La efervescencia política que se vive en estos momentos en el país ha distraído la atención de la ciudadanía frente a un hecho que quedará subrayado en la historia del Perú. En medio de una segunda vuelta electoral, entre dos candidatos totalmente opuestos, el país se encuentra polarizado en dos. El profesor Pedro Castillo y Keiko Fujimori, ha capturado la atención de todos los peruanos, que están dejando pasar inconscientemente la trascendencia de estos comicios, pues se trata de la culminación de las elecciones generales del Bicentenario de la Independencia nacional.

Lamentablemente la conmemoración de los 200 años de la Independencia del Perú nos coge casi con el mismo ambiente de inestabilidad e incertidumbre política que se vivió en el momento primigenio, hace dos siglos en que se proclamó el grito independentista en la voz de don José de San Martín en la plaza pública.

La pandemia del covid-19, los miles de muertos que esta ha ocasionado, sumado a la crisis económica y la inestable situación política que ya afectaba al país, nos dicen que verdaderamente no hay motivos para celebrar, aunque sí para conmemorar una fecha tan significativa.

Este somero análisis, nos puede llevar a la conclusión que transcurridos 200 años de vida republicana el Perú no ha madurado progresivamente lo suficiente. Nuestro país se ha modernizado casi por inercia y necesidad en muchos aspectos. Pero la polarización política que se vive en estos momentos nos dice que no hemos evolucionado en el pensamiento político. No hemos sido capaces de crear una ideología autóctona y moderna en base a nuestra realidad particular. No hemos sido capaces de impulsar la educación democrática en el país. No hemos sido capaces de proyectar una cultura de política basada en el respeto por las ideas y nutrida por la obligación de la tolerancia sin violencia. Todo ello nos ha traído a escenarios lamentables como los que se viven ahora, en que los partidarios y simpatizantes se convierten en enemigos mortales y violentos, capaces de cualquier atrocidad con tal de ver que sus ideas prevalecen sobre las de sus oponentes, y se olvidan que nacimos en la misma tierra, respiramos el mismo aire, y nuestros hijos y nietos tendrán que convivir juntos en el suelo que estamos pisando. No entendemos que el mal de uno, es la desgracia del otro, que un mal gobierno nos afecta a todos y que aquí no habrá ganadores ni perdedores, pues al final todos estamos en el mismo equipo y subidos sobre el mismo barco.

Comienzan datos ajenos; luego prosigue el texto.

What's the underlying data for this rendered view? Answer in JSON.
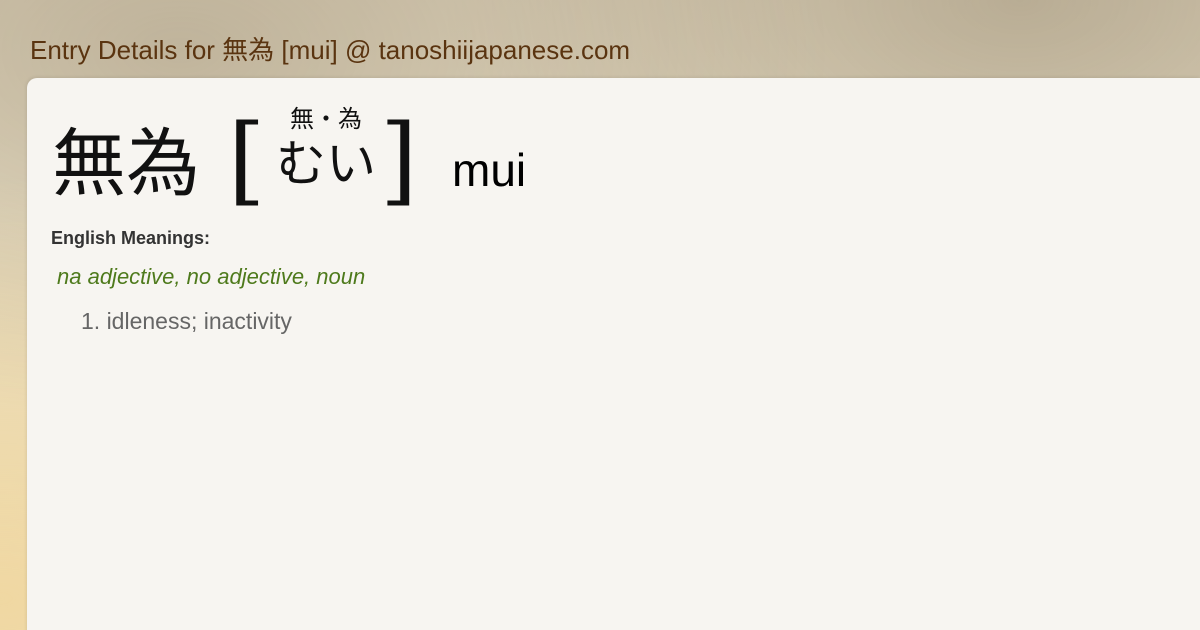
{
  "header": {
    "title": "Entry Details for 無為 [mui] @ tanoshiijapanese.com"
  },
  "entry": {
    "kanji": "無為",
    "furigana_kanji": "無・為",
    "kana": "むい",
    "romaji": "mui",
    "bracket_open": "[",
    "bracket_close": "]"
  },
  "meanings": {
    "label": "English Meanings:",
    "part_of_speech": "na adjective, no adjective, noun",
    "items": [
      "1. idleness; inactivity"
    ]
  },
  "colors": {
    "header_text": "#5a3410",
    "part_of_speech": "#4e7a1c",
    "meaning_text": "#666666",
    "panel_bg": "#f7f5f1"
  }
}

El desarrollo de la política a través de la historia siempre ha tenido un tono de discusión y desavenencias, y es probable que siempre sea así, lo que no debe continuar es la insania con que los peruanos nos dejamos llevar en momentos como en el que vivimos. Por lo que urge mejorar la educación y la formación emocional de los peruanos, para que a futuro el desarrollo de unas elecciones no sea una barbárica batalla campal, sino la realización de una fiesta intelectual, donde las ideas se combaten con ideas, sin arengas, ni gritos desaforados. Urge modernizar y desarrollar la política en el Perú.

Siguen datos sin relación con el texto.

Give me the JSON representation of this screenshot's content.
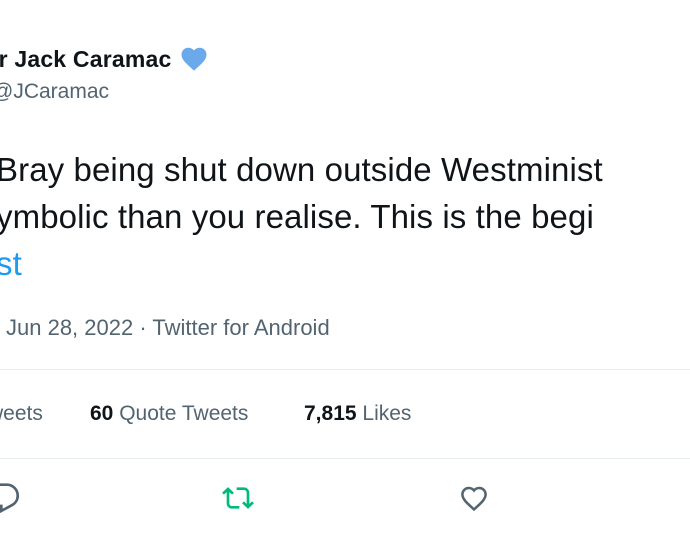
{
  "author": {
    "display_name": "ir Jack Caramac",
    "handle": "JCaramac",
    "verified_icon": "verified-heart-icon",
    "verified_color": "#6aa9ea"
  },
  "tweet": {
    "lines": [
      "Bray being shut down outside Westminist",
      "ymbolic than you realise. This is the begi",
      "st"
    ],
    "link_color": "#1d9bf0"
  },
  "meta": {
    "text": "Jun 28, 2022 · Twitter for Android"
  },
  "stats": {
    "retweets_label": "weets",
    "quote_count": "60",
    "quote_label": "Quote Tweets",
    "like_count": "7,815",
    "like_label": "Likes"
  },
  "actions": {
    "reply_icon": "reply-icon",
    "retweet_icon": "retweet-icon",
    "retweet_color": "#00ba7c",
    "like_icon": "heart-icon"
  }
}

Volviendo al momento actual, este domingo saldrá elegido el nuevo presidente del Bicentenario de la Independencia y tendrá en sus manos la responsabilidad y la oportunidad de escribir en la historia de nuestra Nación el nacimiento de una nueva era. El surgir de una corriente de ciencia y tecnología que el Perú necesita verdaderamente. Basta de corrupción y desperdiciar recursos y momentos favorables, necesitamos dar el gran salto al primer mundo. Que se cumpla la voluntad popular, por el bien del Perú. Hasta la próxima semana mis amigos de Primera.